On Thu, 18 Feb 2021, David Hildenbrand wrote:

> > > > Hi everybody,
> > > > 
> > > > Khugepaged is slow by default, it scans at most 4096 pages every 10s.
> > > > That's normally fine as a system-wide setting, but some applications
> > > > would
> > > > benefit from a more aggressive approach (as long as they are willing to
> > > > pay for it).
> > > > 
> > > > Instead of adding priorities for eligible ranges of memory to
> > > > khugepaged,
> > > > temporarily speeding khugepaged up for the whole system, or sharding its
> > > > work for memory belonging to a certain process, one approach would be to
> > > > allow userspace to induce hugepage collapse.
> > > > 
> > > > The benefit to this approach would be that this is done in process
> > > > context
> > > > so its cpu is charged to the process that is inducing the collapse.
> > > > Khugepaged is not involved.
> > > 
> > > Yes, this makes a lot of sense to me.
> > > 
> > > > Idea was to allow userspace to induce hugepage collapse through the new
> > > > process_madvise() call.  This allows us to collapse hugepages on behalf
> > > > of
> > > > current or another process for a vectored set of ranges.
> > > 
> > > Yes, madvise sounds like a good fit for the purpose.
> > 
> > Agreed on both points.
> > 
> > > > This could be done through a new process_madvise() mode *or* it could be
> > > > a
> > > > flag to MADV_HUGEPAGE since process_madvise() allows for a flag
> > > > parameter
> > > > to be passed.  For example, MADV_F_SYNC.
> > > 
> > > Would this MADV_F_SYNC be applicable to other madvise modes? Most
> > > existing madvise modes do not seem to make much sense. We can argue that
> > > MADV_PAGEOUT would guarantee the range was indeed reclaimed but I am not
> > > sure we want to provide such a strong semantic because it can limit
> > > future reclaim optimizations.
> > > 
> > > To me MADV_HUGEPAGE_COLLAPSE sounds like the easiest way forward.
> > 
> > I guess in the old madvise(2) we could create a new combo of MADV_HUGEPAGE |
> > MADV_WILLNEED with this semantic? But you are probably more interested in
> > process_madvise() anyway. There the new flag would make more sense. But
> > there's
> > also David H.'s proposal for MADV_POPULATE and there might be benefit in
> > considering both at the same time? Should e.g. MADV_POPULATE with
> > MADV_HUGEPAGE
> > have the collapse semantics? But would MADV_POPULATE be added to
> > process_madvise() as well? Just thinking out loud so we don't end up with
> > more
> > flags than necessary, it's already confusing enough as it is.
> > 
> 
> Note that madvise() eats only a single value, not flags. Combinations as you
> describe are not possible.
> 
> Something MADV_HUGEPAGE_COLLAPSE make sense to me that does not need the mmap
> lock in write and does not modify the actual VMA, only a mapping.
> 

Agreed, and happy to see that there's a general consensus for the 
direction.  Benefit of a new madvise mode is that it can be used for 
madvise() as well if you are interested in only a single range of your own 
memory and then it doesn't need to reconcile with any of the already 
overloaded semantics of MADV_HUGEPAGE.

Otherwise, process_madvise() can be used for other processes and/or 
vectored ranges.

Song's use case for this to prioritize thp usage is very important for us 
as well.  I hadn't thought of the madvise(MADV_HUGEPAGE) + 
madvise(MADV_HUGEPAGE_COLLAPSE) use case: I was anticipating the latter 
would allocate the hugepage with khugepaged's gfp mask so it would always 
compact.  But it seems like this would actually be better to use the gfp 
mask that would be used at fault for the vma and left to userspace to 
determine whether that's MADV_HUGEPAGE or not.  Makes sense.

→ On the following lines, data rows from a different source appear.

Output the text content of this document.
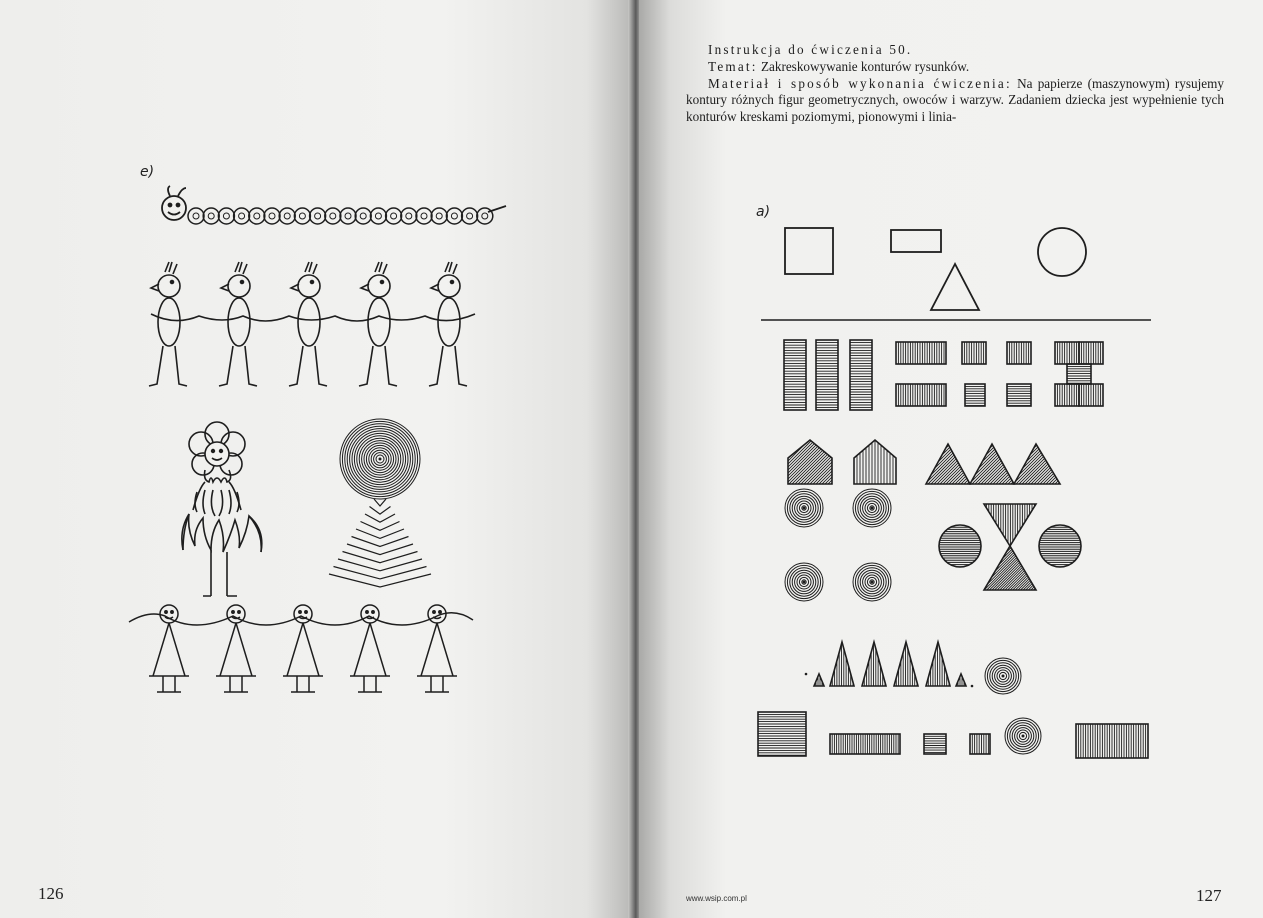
e)
126

Instrukcja do ćwiczenia 50.

Temat: Zakreskowywanie konturów rysunków.

Materiał i sposób wykonania ćwiczenia: Na papierze (maszynowym) rysujemy kontury różnych figur geometrycznych, owoców i warzyw. Zadaniem dziecka jest wypełnienie tych konturów kreskami poziomymi, pionowymi i linia-

a)
www.wsip.com.pl	127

(Userspace could even do madvise(MADV_NOHUGEPAGE) + 
madvise(MADV_HUGEPAGE_COLLAPSE) to do the synchronous collapse but 
otherwise exclude it from khugepaged's consideration if it were inclined.)

Two other minor points:

 - Currently, process_madvise() doesn't use the flags parameter at all so 
   there's the question of whether we need generalized flags that apply to 
   most madvise modes or whether the flags can be specific to the mode 
   being used.  For example, a natural extension of this new mode would be 
   to determine the hugepage size if we were ever to support synchronous 
   collapse into a 1GB gigantic page on x86 (MADV_F_1GB? :)

 - We haven't discussed the future of khugepaged with this new mode: it 
   seems like we could simply implement khugepaged fully in userspace and 
   remove it from the kernel? :)